Which are the poles of this integral and what order do they have?
$$\oint_D\left(\frac{\cos(\pi z/2)}{(z^2+i)(\sin^{2}(\pi z)}\right)\,dz$$
where $D$ is $|z|<3/2$.
In my opinion the should be $z= -\frac{\sqrt(2)}{2}+i\frac{\sqrt(2)}{2}$,
$z= \frac{\sqrt(2)}{2}-i\frac{\sqrt(2)}{2}$
poles of the first order.
and $z=0$ pole of the second order
and $z=1$ pole of the first order.
But wolfram doesn't find those two. do you know which are the poles for this function ?
It is probably best to write the function so that you do not have shared zeroes of numerator and denominator.
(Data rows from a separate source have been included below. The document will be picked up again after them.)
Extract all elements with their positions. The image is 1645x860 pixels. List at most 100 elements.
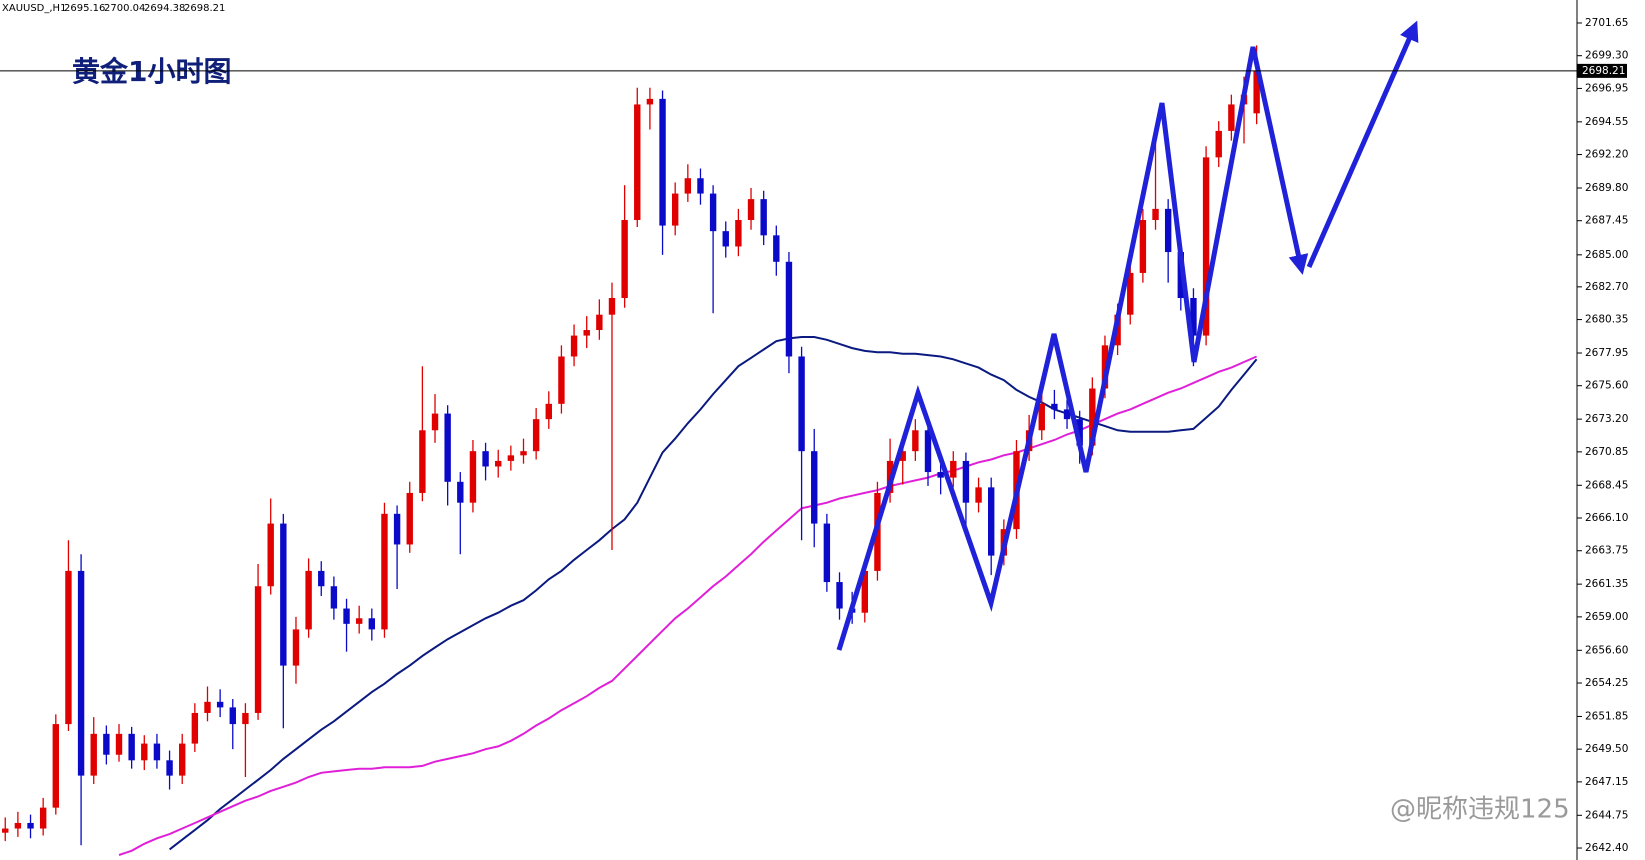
- candle-body: [419, 430, 426, 493]
- candle-body: [621, 220, 628, 298]
- candle-body: [216, 701, 224, 708]
- y-tick-label: 2694.55: [1585, 116, 1628, 128]
- y-tick-label: 2644.75: [1585, 809, 1628, 821]
- candle-body: [596, 314, 603, 331]
- candle-body: [343, 608, 350, 624]
- candle-body: [65, 570, 72, 725]
- candle-body: [659, 98, 666, 226]
- candle-body: [381, 513, 388, 630]
- candle-body: [444, 413, 451, 482]
- candle-body: [811, 451, 818, 524]
- candle-body: [141, 743, 148, 761]
- candle-body: [2, 828, 9, 833]
- candle-body: [532, 419, 540, 452]
- candle-body: [684, 178, 692, 194]
- up-arrow: [1306, 20, 1419, 269]
- candle-body: [1152, 208, 1159, 221]
- candle-body: [912, 430, 919, 452]
- candle-body: [1215, 130, 1222, 158]
- candle-body: [1139, 220, 1147, 273]
- candle-body: [115, 733, 123, 755]
- y-tick-label: 2654.25: [1585, 677, 1628, 689]
- y-tick-label: 2685.00: [1585, 249, 1628, 261]
- candle-body: [267, 523, 274, 587]
- candle-body: [608, 297, 616, 315]
- candle-body: [988, 487, 995, 556]
- y-tick-label: 2687.45: [1585, 215, 1628, 227]
- candle-body: [39, 807, 47, 829]
- candle-body: [292, 629, 300, 666]
- y-tick-label: 2668.45: [1585, 479, 1628, 491]
- y-tick-label: 2701.65: [1585, 17, 1628, 29]
- zigzag-arrow: [836, 46, 1309, 651]
- header-open: 2695.16: [64, 3, 105, 14]
- y-tick-label: 2656.60: [1585, 644, 1628, 656]
- candle-body: [899, 451, 906, 461]
- price-label-box: [1577, 63, 1627, 78]
- y-tick-label: 2677.95: [1585, 347, 1628, 359]
- header-low: 2694.38: [144, 3, 185, 14]
- candle-body: [937, 472, 944, 478]
- y-tick-label: 2649.50: [1585, 743, 1628, 755]
- candle-body: [785, 261, 793, 357]
- candle-body: [697, 178, 704, 194]
- candle-body: [507, 455, 515, 461]
- candle-body: [355, 618, 363, 624]
- candle-body: [570, 335, 578, 357]
- annotation-arrows: [836, 20, 1419, 651]
- candle-body: [14, 822, 22, 829]
- y-tick-label: 2651.85: [1585, 710, 1628, 722]
- candle-body: [520, 451, 527, 456]
- candle-body: [1228, 104, 1235, 131]
- plot-area: [2, 45, 1260, 856]
- candle-body: [254, 586, 262, 713]
- y-tick-label: 2699.30: [1585, 50, 1628, 62]
- candle-body: [482, 451, 489, 467]
- candle-body: [153, 743, 161, 761]
- y-tick-label: 2680.35: [1585, 314, 1628, 326]
- candle-body: [330, 586, 338, 609]
- moving-average-line: [118, 355, 1258, 856]
- candle-body: [836, 582, 843, 609]
- candle-body: [280, 523, 287, 666]
- y-tick-label: 2675.60: [1585, 380, 1628, 392]
- symbol: XAUUSD_,H1: [2, 3, 66, 14]
- candle-body: [545, 403, 552, 420]
- candle-body: [52, 724, 60, 808]
- candle-body: [77, 570, 85, 776]
- candle-body: [179, 743, 186, 776]
- candle-body: [1164, 208, 1172, 253]
- candle-body: [634, 104, 641, 221]
- candle-body: [431, 413, 439, 431]
- y-tick-label: 2670.85: [1585, 446, 1628, 458]
- candle-body: [583, 330, 590, 336]
- candle-body: [1089, 388, 1096, 446]
- y-tick-label: 2673.20: [1585, 413, 1628, 425]
- price-label: 2698.21: [1582, 65, 1625, 77]
- candle-body: [103, 733, 110, 755]
- candle-body: [671, 193, 679, 226]
- candle-body: [318, 570, 325, 587]
- candle-body: [722, 231, 729, 247]
- y-tick-label: 2692.20: [1585, 149, 1628, 161]
- candle-body: [1038, 403, 1045, 431]
- candle-body: [1253, 70, 1260, 114]
- candle-body: [242, 712, 249, 725]
- candle-body: [495, 460, 502, 467]
- candle-body: [1127, 272, 1134, 315]
- candle-body: [469, 451, 477, 503]
- header-close: 2698.21: [184, 3, 225, 14]
- candle-body: [861, 570, 868, 613]
- candle-body: [393, 513, 401, 545]
- candle-body: [1202, 157, 1210, 336]
- y-tick-label: 2682.70: [1585, 281, 1628, 293]
- candle-body: [128, 733, 135, 761]
- y-tick-label: 2661.35: [1585, 578, 1628, 590]
- candle-body: [305, 570, 312, 630]
- candle-body: [191, 712, 199, 744]
- candle-body: [823, 523, 831, 583]
- candle-body: [1076, 419, 1083, 446]
- candle-body: [975, 487, 982, 503]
We have $\sin(\pi z )=2\sin \frac{\pi z}2 \cos\frac{\pi z}2$ so your function is $$f(z) = \frac{1}{4(z^2+i)\sin^2\frac{\pi z}2\cos \frac{\pi z }2} $$ This clearly has a simple pole at the zeroes of $z^2+i$ that you calculated correctly above, simple poles at the zeroes of $\cos \frac{\pi z}2$, so at $+1$ and $-1$, and double poles at the zeroes of $\sin \frac{\pi z}2$. The only zero of that function in $D$ is $0$.
So summing up, all you have missed is an additional simple pole at $-1$.